Saturday, March 12, 2011

SimpleXMLElement and EntityRef XML parser

I am using the PHP class SimpleXMLElement to take care of parsing some XML data that I am sourcing from 3rd parties. It had been working well for a while, but I just discovered an error that was popping up frequently. This error was "XML parser error : EntityRef: expecting ';'".

This error comes about as a result of XML input data being improperly encoded. Two data sources I was using had encoded things like "&", "<" and ">" by leaving off the semi-colon. In other words, the ampersand had been encoded as "&" instead of "&". SimpleXMLElement doesn't like this and throws a warning fest.

To fix the problem, I added a line before calling SimpleXMLElement:
$xmldata = preg_replace('/&(amp|lt|gt)([^;])/', '&$1;$2', $xmldata);
$obj_xml = new SimpleXMLElement($xmldata);

The preg_replace fixes the encoding problem and adds the ampersand for you.

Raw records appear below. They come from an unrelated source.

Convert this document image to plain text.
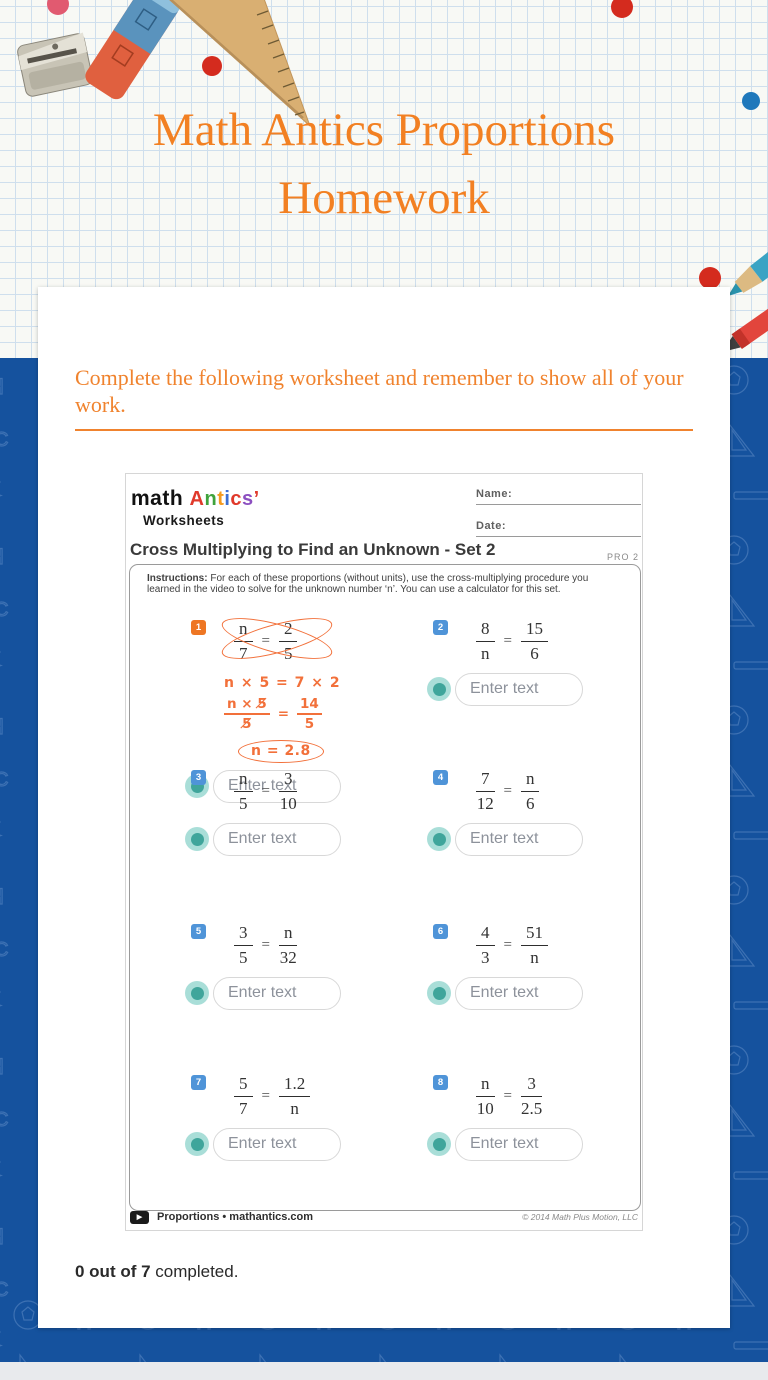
Math Antics Proportions Homework

Complete the following worksheet and remember to show all of your work.

math Antics’
Worksheets
Name:
Date:
Cross Multiplying to Find an Unknown - Set 2	PRO 2
Instructions: For each of these proportions (without units), use the cross-multiplying procedure you learned in the video to solve for the unknown number ‘n’. You can use a calculator for this set.
$1 \frac{n}{7} = \frac{2}{5}$
n × 5 = 7 × 2
$\frac{n \times 5̸}{5̸} = \frac{14}{5}$
n = 2.8
Enter text
$2 \frac{8}{n} = \frac{15}{6}$
Enter text
$3 \frac{n}{5} = \frac{3}{10}$
Enter text	$4 \frac{7}{12} = \frac{n}{6}$
Enter text
$5 \frac{3}{5} = \frac{n}{32}$
Enter text	$6 \frac{4}{3} = \frac{51}{n}$
Enter text
$7 \frac{5}{7} = \frac{1.2}{n}$
Enter text	$8 \frac{n}{10} = \frac{3}{2.5}$
Enter text
▶	Proportions • mathantics.com	© 2014 Math Plus Motion, LLC

0 out of 7 completed.
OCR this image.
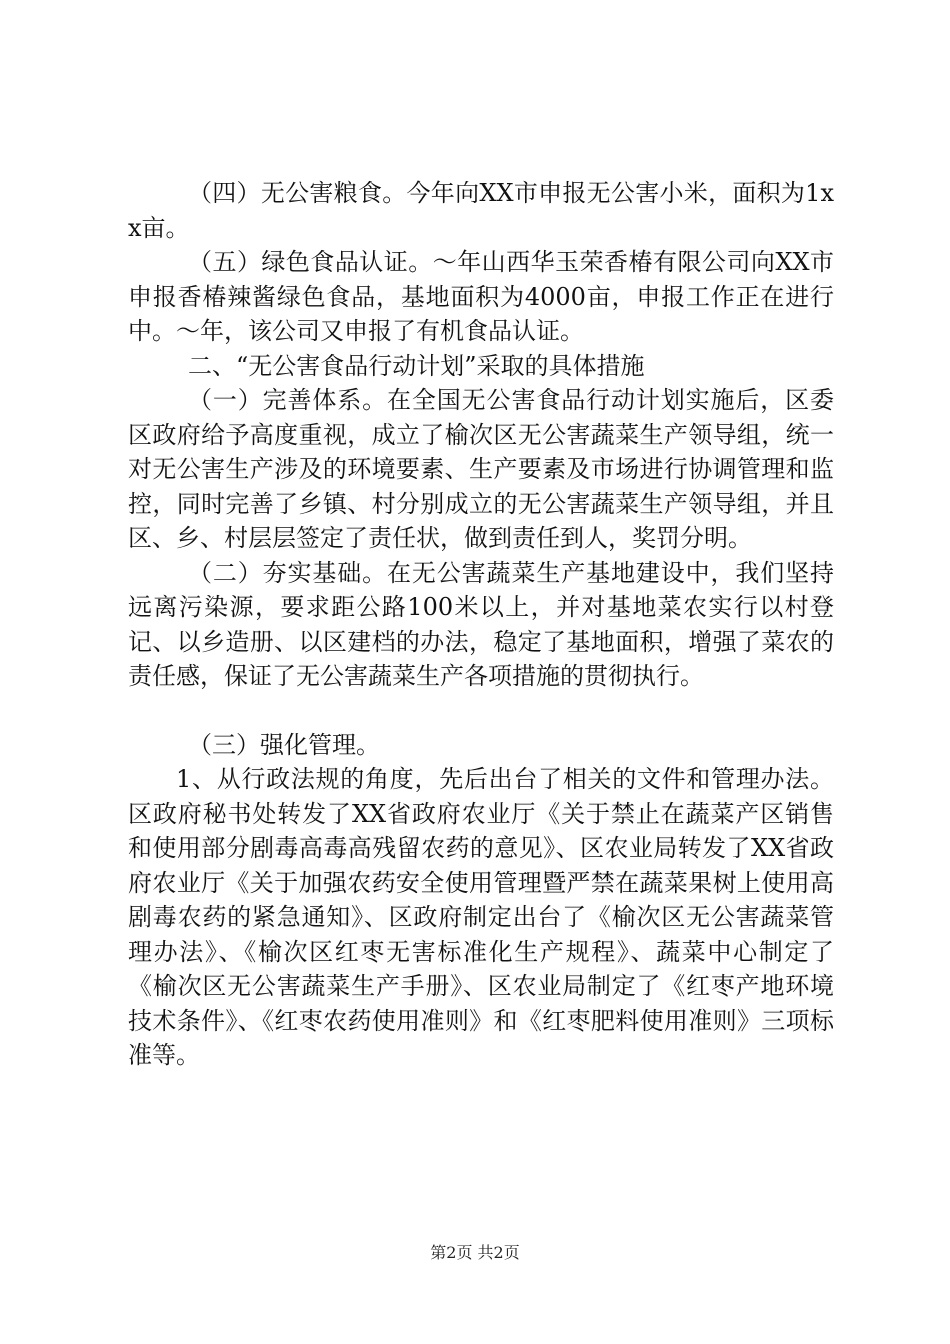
（四）无公害粮食。今年向XX市申报无公害小米，面积为1xx亩。

（五）绿色食品认证。～年山西华玉荣香椿有限公司向XX市申报香椿辣酱绿色食品，基地面积为4000亩，申报工作正在进行中。～年，该公司又申报了有机食品认证。

二、“无公害食品行动计划”采取的具体措施

（一）完善体系。在全国无公害食品行动计划实施后，区委区政府给予高度重视，成立了榆次区无公害蔬菜生产领导组，统一对无公害生产涉及的环境要素、生产要素及市场进行协调管理和监控，同时完善了乡镇、村分别成立的无公害蔬菜生产领导组，并且区、乡、村层层签定了责任状，做到责任到人，奖罚分明。

（二）夯实基础。在无公害蔬菜生产基地建设中，我们坚持远离污染源，要求距公路100米以上，并对基地菜农实行以村登记、以乡造册、以区建档的办法，稳定了基地面积，增强了菜农的责任感，保证了无公害蔬菜生产各项措施的贯彻执行。

（三）强化管理。

1、从行政法规的角度，先后出台了相关的文件和管理办法。区政府秘书处转发了XX省政府农业厅《关于禁止在蔬菜产区销售和使用部分剧毒高毒高残留农药的意见》、区农业局转发了XX省政府农业厅《关于加强农药安全使用管理暨严禁在蔬菜果树上使用高剧毒农药的紧急通知》、区政府制定出台了《榆次区无公害蔬菜管理办法》、《榆次区红枣无害标准化生产规程》、蔬菜中心制定了《榆次区无公害蔬菜生产手册》、区农业局制定了《红枣产地环境技术条件》、《红枣农药使用准则》和《红枣肥料使用准则》三项标准等。

第2页 共2页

Just a note, this will only fix the encoding for the three characters I specified above ("&", "<" and ">"). If there are others that are causing problems, you'll have to add them to the first argument of preg_replace().

Here is another blog/article that helped me discover the underlying issue.

Wednesday, March 2, 2011

Computer Backups

I use Backblaze to back-up my computer's files. Let me explain why...

It is always important to have your files backed-up. And to have those files backed-up in a location that is secure. That is, away from your computer and locked and/or encrypted. There are a few big players in the online backup service sector. Carbonite and Mozy are both good examples.

It is important to have all my files backed up, especially on my work computer. If something were to happen, like fire or theft, I need to have a backup copy of all my files so I can get back to work as soon as possible. The great thing about online back-up services is that your back-up happens automatically, whenever you have an internet connection. The more automated the better!

I've been using Carbonite for the past couple of years for my laptop. It has worked pretty good. I like how they add a little icon in your file explorer on top of each folder and file that is backed up. It is a great visual cue that helps me to see exactly what is backed up and what is not.

HOWEVER, over the past few months my computer fan will turn on really loud, even when I am not using the computer. Looking closer I found that Carbonite's software was eating around 50% of my processor, causing my computer to heat up and the fan to turn on. As soon as I disabled Carbonite, the CPU utilization fell and the fan turned off. That's not right!

Well, I finally broke down and contacted their technical support. First, their technical support sucks. They have a crumby web interface, their emails are formated all funny, and the people on the other end take forever to get back to you. But, the worst part is that after I jumped through their hoops and they finally got back to me, all they said is that I use my computer "too much." Seriously!? It runs at 50% even when I am not using my computer.

What a waste of my time.

SO, now I am using Backblaze. I heard about them a while back through this Slashdot article about how they had made their hardware design public. Very cool: open-source hardware. Now that's an innovative company. And, as a double bonus, they will encrypt my files in a way that is extra safe. Only I can open my files. (I have a feeling those tech guys are Carbonite can browse my personal files whenever they'd like.) Last, but not least, when I need to restore my backed-up files, they will mail me a physical disk with all my files on it. Awesome!

And, I must mention this because I am a web designer, the Backblaze website is WAY better looking. Nice work, guys!